GM: Sento la responsabilità di realizzare un ambiente di lavoro stimolante e piacevole nonostante le attese verso la performance aziendale siano sempre maggiori. Per fare “di più e di meglio” ogni anno non basta più avere le migliori competenze a disposizione: il mio percorso in Business Coaching mi ha fatto capire davvero quanto le relazioni interpersonali siano l’ambito che consente di avere più margine di miglioramento nei risultati complessivi. Io sono appassionato di cross-funzionalità e cerco di promuovere molto la comunicazione e la collaborazione anche tra colleghi di dipartimenti diversi, e la fiducia reciproca diventa l’elemento determinante perché questo scambio avvenga con successo.
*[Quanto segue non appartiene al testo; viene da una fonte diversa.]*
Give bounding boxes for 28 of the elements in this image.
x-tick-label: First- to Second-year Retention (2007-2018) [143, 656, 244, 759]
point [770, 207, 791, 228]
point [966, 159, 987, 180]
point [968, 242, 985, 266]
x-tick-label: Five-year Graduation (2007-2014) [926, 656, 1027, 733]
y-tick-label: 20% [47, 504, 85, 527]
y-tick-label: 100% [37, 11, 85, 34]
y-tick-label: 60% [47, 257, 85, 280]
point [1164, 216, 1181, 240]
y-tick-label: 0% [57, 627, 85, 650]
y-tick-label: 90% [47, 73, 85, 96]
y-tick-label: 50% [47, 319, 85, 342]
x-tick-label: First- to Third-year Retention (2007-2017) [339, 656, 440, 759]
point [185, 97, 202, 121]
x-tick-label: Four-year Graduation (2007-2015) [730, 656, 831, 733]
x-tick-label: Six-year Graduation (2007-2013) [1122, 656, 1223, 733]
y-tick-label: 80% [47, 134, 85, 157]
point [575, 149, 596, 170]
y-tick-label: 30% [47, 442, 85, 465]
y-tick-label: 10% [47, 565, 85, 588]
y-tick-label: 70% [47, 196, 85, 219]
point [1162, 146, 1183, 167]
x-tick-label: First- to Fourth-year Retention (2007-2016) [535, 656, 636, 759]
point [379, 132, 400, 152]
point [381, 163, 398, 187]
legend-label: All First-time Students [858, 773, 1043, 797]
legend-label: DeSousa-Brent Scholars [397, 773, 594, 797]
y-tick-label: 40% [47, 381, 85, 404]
AC: La costruzione di relazioni di fiducia, sviluppate anche grazie alla sensibilità interpersonale e alla consapevolezza delle dinamiche relazionali, è un apprendimento, uno stimolo del percorso formativo in Business Coaching, che attiva e potenzia la presa di coscienza. Sviluppare un approccio manageriale con sensibilità Coaching, costruendo relazioni di fiducia, è funzionale a realizzare quello che Mintzberg evidenzia tra le responsabilità chiave del Manager, ovvero “tirar fuori il meglio dalle persone”, sostenendole e stimolando la loro responsabilizzazione e motivazione a lavorare su di sé in un percorso di miglioramento continuo. Oggi più che mai nelle organizzazioni la differenza è fatta dalle persone e dal loro engagement. Mi ha sempre colpito, nella sua semplicità e nella sua concretezza, il significato che Mintzberg dà all’essere Manager:
- avere, sentire, e agire la responsabilità di un’organizzazione o di parte di essa
- tirar fuori il meglio dalle altre persone, così che loro possano saperla lunga, decidere e agire per il meglio
- una vocazione
Il management (afferma sempre Mintzberg) è “una pratica fortemente radicata nel contesto, che si apprende soprattutto per mezzo dell’esperienza”. Un altro spunto che ci riporta all’importanza della pratica riflessiva e dell’apprendimento esperienziale.